Khalid Mohammed/AP

Defense opens 14,000 new roles to military women

Certain female specialists now may serve within battalions.

The Defense Department is removing restrictions that have prevented women from serving in certain combat roles in the military, Pentagon officials announced Thursday.

“Women have proved their ability to serve in an expanding number of roles on and off the battlefield,” Defense Secretary Leon Panetta said in a statement. “We will continue to open as many positions as possible to women so that anyone qualified to serve can have the opportunity to do so.”

The move, which will open up 14,000 jobs for women at the battalion level, had been expected for a while. In March 2011, the Military Leadership Diversity Commission called on the Pentagon to scrap the policy that prevents women from serving in combat roles. The Congressional Research Service issued a similar recommendation in November.

“To make a change this large while you’re at war is difficult,” said Vee Penrod, deputy assistant secretary of Defense for military personnel policy. “It may appear slow to some, but I see this as a great step forward.”
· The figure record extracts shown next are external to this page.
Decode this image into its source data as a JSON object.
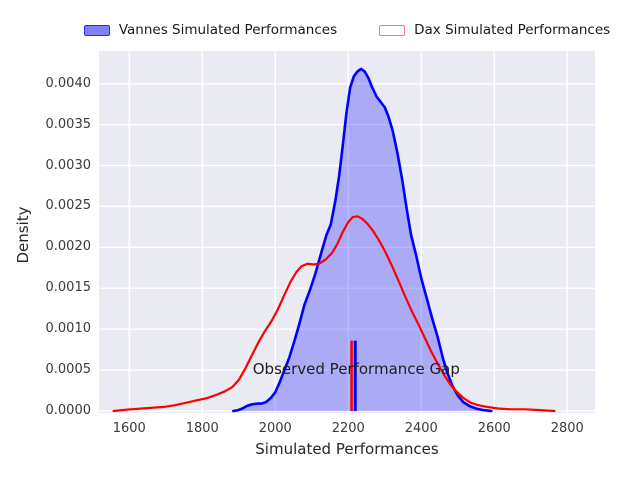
{
  "colors": {
    "figure_background": "#ffffff",
    "axes_background": "#eaeaf2",
    "grid": "#ffffff",
    "vannes_line": "#0000ff",
    "vannes_fill": "rgba(0,0,255,0.27)",
    "dax_line": "#ff0000",
    "text": "#262626"
  },
  "legend": {
    "items": [
      {
        "label": "Vannes Simulated Performances",
        "swatch": "filled-blue-patch"
      },
      {
        "label": "Dax Simulated Performances",
        "swatch": "outline-red-patch"
      }
    ]
  },
  "chart_data": {
    "type": "area",
    "title": "",
    "xlabel": "Simulated Performances",
    "ylabel": "Density",
    "xlim": [
      1517,
      2876
    ],
    "ylim": [
      -2.5e-05,
      0.0044
    ],
    "grid": true,
    "legend_position": "top-outside-2col",
    "x_tick_values": [
      1600,
      1800,
      2000,
      2200,
      2400,
      2600,
      2800
    ],
    "x_tick_labels": [
      "1600",
      "1800",
      "2000",
      "2200",
      "2400",
      "2600",
      "2800"
    ],
    "y_tick_values": [
      0.0,
      0.0005,
      0.001,
      0.0015,
      0.002,
      0.0025,
      0.003,
      0.0035,
      0.004
    ],
    "y_tick_labels": [
      "0.0000",
      "0.0005",
      "0.0010",
      "0.0015",
      "0.0020",
      "0.0025",
      "0.0030",
      "0.0035",
      "0.0040"
    ],
    "series": [
      {
        "name": "Vannes Simulated Performances",
        "color": "#0000ff",
        "fill": true,
        "line_width": 2.6,
        "points": [
          [
            1885,
            0
          ],
          [
            1898,
            1e-05
          ],
          [
            1910,
            3e-05
          ],
          [
            1922,
            6e-05
          ],
          [
            1935,
            8e-05
          ],
          [
            1950,
            9e-05
          ],
          [
            1962,
            9e-05
          ],
          [
            1975,
            0.00011
          ],
          [
            1988,
            0.00016
          ],
          [
            2000,
            0.00023
          ],
          [
            2012,
            0.00035
          ],
          [
            2025,
            0.0005
          ],
          [
            2038,
            0.00065
          ],
          [
            2052,
            0.00085
          ],
          [
            2065,
            0.00105
          ],
          [
            2080,
            0.0013
          ],
          [
            2095,
            0.00148
          ],
          [
            2110,
            0.00168
          ],
          [
            2125,
            0.00192
          ],
          [
            2140,
            0.00215
          ],
          [
            2152,
            0.00228
          ],
          [
            2165,
            0.00258
          ],
          [
            2175,
            0.00288
          ],
          [
            2185,
            0.00325
          ],
          [
            2195,
            0.00365
          ],
          [
            2205,
            0.00395
          ],
          [
            2215,
            0.00409
          ],
          [
            2225,
            0.00415
          ],
          [
            2235,
            0.00418
          ],
          [
            2245,
            0.00415
          ],
          [
            2255,
            0.00407
          ],
          [
            2265,
            0.00396
          ],
          [
            2278,
            0.00384
          ],
          [
            2290,
            0.00377
          ],
          [
            2300,
            0.00371
          ],
          [
            2310,
            0.0036
          ],
          [
            2322,
            0.00342
          ],
          [
            2335,
            0.00315
          ],
          [
            2348,
            0.00282
          ],
          [
            2360,
            0.00247
          ],
          [
            2372,
            0.00215
          ],
          [
            2385,
            0.00192
          ],
          [
            2400,
            0.00162
          ],
          [
            2415,
            0.00138
          ],
          [
            2430,
            0.00113
          ],
          [
            2445,
            0.0009
          ],
          [
            2460,
            0.00063
          ],
          [
            2472,
            0.00046
          ],
          [
            2485,
            0.00031
          ],
          [
            2500,
            0.00019
          ],
          [
            2515,
            0.00011
          ],
          [
            2532,
            6e-05
          ],
          [
            2550,
            3e-05
          ],
          [
            2570,
            1e-05
          ],
          [
            2592,
            0
          ]
        ]
      },
      {
        "name": "Dax Simulated Performances",
        "color": "#ff0000",
        "fill": false,
        "line_width": 2.2,
        "points": [
          [
            1557,
            0
          ],
          [
            1580,
            1e-05
          ],
          [
            1605,
            2e-05
          ],
          [
            1635,
            3e-05
          ],
          [
            1665,
            4e-05
          ],
          [
            1695,
            5e-05
          ],
          [
            1725,
            7e-05
          ],
          [
            1755,
            0.0001
          ],
          [
            1785,
            0.00013
          ],
          [
            1815,
            0.00016
          ],
          [
            1840,
            0.0002
          ],
          [
            1862,
            0.00024
          ],
          [
            1882,
            0.00029
          ],
          [
            1900,
            0.00038
          ],
          [
            1918,
            0.00052
          ],
          [
            1936,
            0.00068
          ],
          [
            1954,
            0.00084
          ],
          [
            1972,
            0.00098
          ],
          [
            1990,
            0.0011
          ],
          [
            2008,
            0.00125
          ],
          [
            2025,
            0.00142
          ],
          [
            2042,
            0.00158
          ],
          [
            2058,
            0.0017
          ],
          [
            2072,
            0.00177
          ],
          [
            2088,
            0.0018
          ],
          [
            2105,
            0.00179
          ],
          [
            2120,
            0.0018
          ],
          [
            2138,
            0.00185
          ],
          [
            2155,
            0.00193
          ],
          [
            2170,
            0.00204
          ],
          [
            2185,
            0.00219
          ],
          [
            2200,
            0.00231
          ],
          [
            2212,
            0.00237
          ],
          [
            2225,
            0.00238
          ],
          [
            2238,
            0.00235
          ],
          [
            2252,
            0.00229
          ],
          [
            2268,
            0.0022
          ],
          [
            2285,
            0.00208
          ],
          [
            2302,
            0.00194
          ],
          [
            2320,
            0.00177
          ],
          [
            2338,
            0.00159
          ],
          [
            2356,
            0.0014
          ],
          [
            2374,
            0.00122
          ],
          [
            2392,
            0.00106
          ],
          [
            2410,
            0.00089
          ],
          [
            2428,
            0.00072
          ],
          [
            2446,
            0.00057
          ],
          [
            2464,
            0.00043
          ],
          [
            2482,
            0.00031
          ],
          [
            2500,
            0.00022
          ],
          [
            2518,
            0.00015
          ],
          [
            2536,
            0.0001
          ],
          [
            2556,
            7e-05
          ],
          [
            2580,
            5e-05
          ],
          [
            2610,
            3e-05
          ],
          [
            2645,
            2e-05
          ],
          [
            2685,
            2e-05
          ],
          [
            2725,
            1e-05
          ],
          [
            2765,
            0
          ]
        ]
      }
    ],
    "vlines": [
      {
        "x": 2209,
        "color": "#ff0000",
        "ymax": 0.00086,
        "width": 2.5
      },
      {
        "x": 2219,
        "color": "#0000ff",
        "ymax": 0.00086,
        "width": 3
      }
    ],
    "annotation": {
      "text": "Observed Performance Gap",
      "x": 2222,
      "y": 0.00051
    }
  }
}
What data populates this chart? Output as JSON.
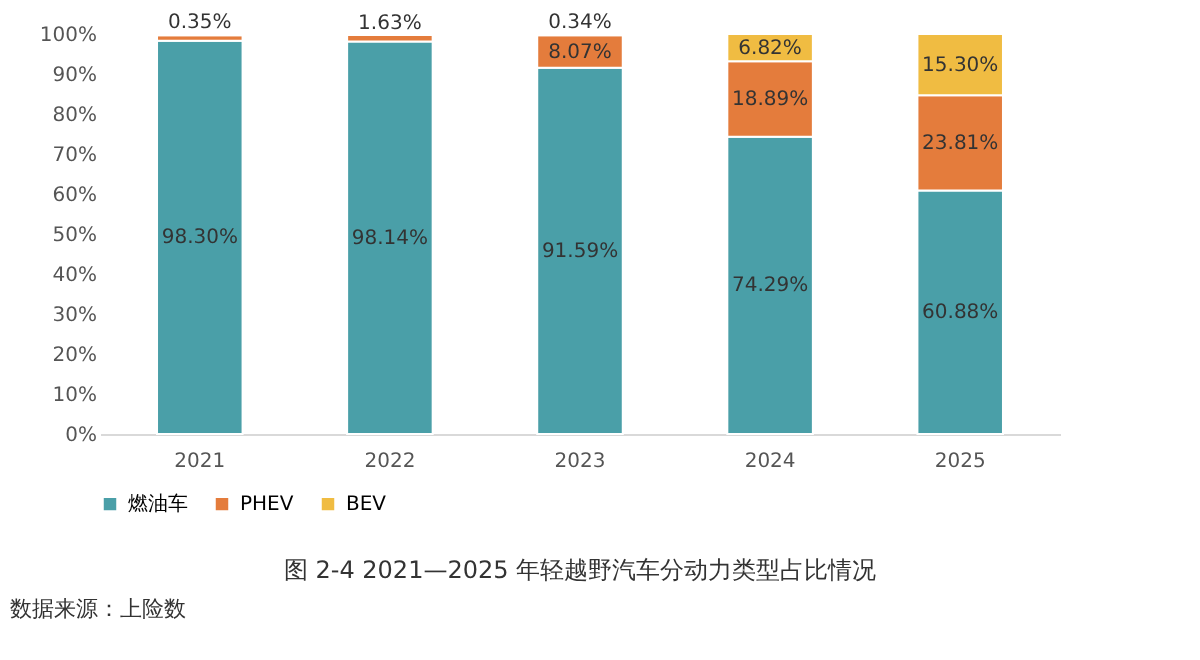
{
  "chart_data": {
    "type": "bar",
    "stacked": true,
    "title": "图 2-4 2021—2025 年轻越野汽车分动力类型占比情况",
    "annotations": [
      "数据来源：上险数"
    ],
    "categories": [
      "2021",
      "2022",
      "2023",
      "2024",
      "2025"
    ],
    "series": [
      {
        "name": "燃油车",
        "color": "#4a9fa8",
        "values": [
          98.3,
          98.14,
          91.59,
          74.29,
          60.88
        ],
        "value_labels": [
          "98.30%",
          "98.14%",
          "91.59%",
          "74.29%",
          "60.88%"
        ]
      },
      {
        "name": "PHEV",
        "color": "#e47c3c",
        "values": [
          1.4,
          1.63,
          8.07,
          18.89,
          23.81
        ],
        "value_labels": [
          null,
          "1.63%",
          "8.07%",
          "18.89%",
          "23.81%"
        ]
      },
      {
        "name": "BEV",
        "color": "#f0bc42",
        "values": [
          0.35,
          0.2,
          0.34,
          6.82,
          15.3
        ],
        "value_labels": [
          "0.35%",
          null,
          "0.34%",
          "6.82%",
          "15.30%"
        ]
      }
    ],
    "ylim": [
      0,
      100
    ],
    "yticks": [
      {
        "value": 0,
        "label": "0%"
      },
      {
        "value": 10,
        "label": "10%"
      },
      {
        "value": 20,
        "label": "20%"
      },
      {
        "value": 30,
        "label": "30%"
      },
      {
        "value": 40,
        "label": "40%"
      },
      {
        "value": 50,
        "label": "50%"
      },
      {
        "value": 60,
        "label": "60%"
      },
      {
        "value": 70,
        "label": "70%"
      },
      {
        "value": 80,
        "label": "80%"
      },
      {
        "value": 90,
        "label": "90%"
      },
      {
        "value": 100,
        "label": "100%"
      }
    ],
    "grid": false,
    "legend": "bottom"
  }
}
The new positions open to women are roles they have previously held but only now will be able to do so within a battalion. The move will put women closer to combat, where they have informally been serving for years.

The decision will affect mostly women serving in the Army and Marine Corps. Defense lifted the ban on women serving on submarines in 2010, making more jobs available to them serving in the Navy, where 88 percent of roles are open to women. Ninety-nine percent of Air Force positions are open to women.

About 280,000 women have deployed to Iraq and Afghanistan, 12 percent of all who have served there, and 144 have been killed, according to the Associated Press.

Special Forces units such as the Navy SEALS and the Army Delta Force will still exclude women. Additionally, the Combat Exclusion policy stands, meaning women can serve alongside the infantry but cannot themselves become a member of the infantry.

“This is extremely disappointing,” said Anu Bhagwati, former Marine Corps captain and executive director of the Service Women’s Action Network. “To continue such a ban is to ignore the talents and leadership that women bring to the military and it further penalizes service women by denying them the opportunity for future promotions and assignments that are primarily given to personnel from combat arms specialties.”

The change will take effect after a thirty-day period for congressional review.

After six months, the service chiefs will report to the Pentagon on how the branches are doing with including women in battalions, and how to open up more positions to them, Maj. Gen. Gary Patton said during a press conference.

The services also will develop gender-neutral physical standards for all members and will announce them at that time.

“Through the lens of 45 months in combat, I think it’s a great thing to do,” Patton said. “I wish I had the opportunity to bring women into my battalion; you’re expanding the talent pool.”

Patton said 238,000 military positions still remain closed to women for now.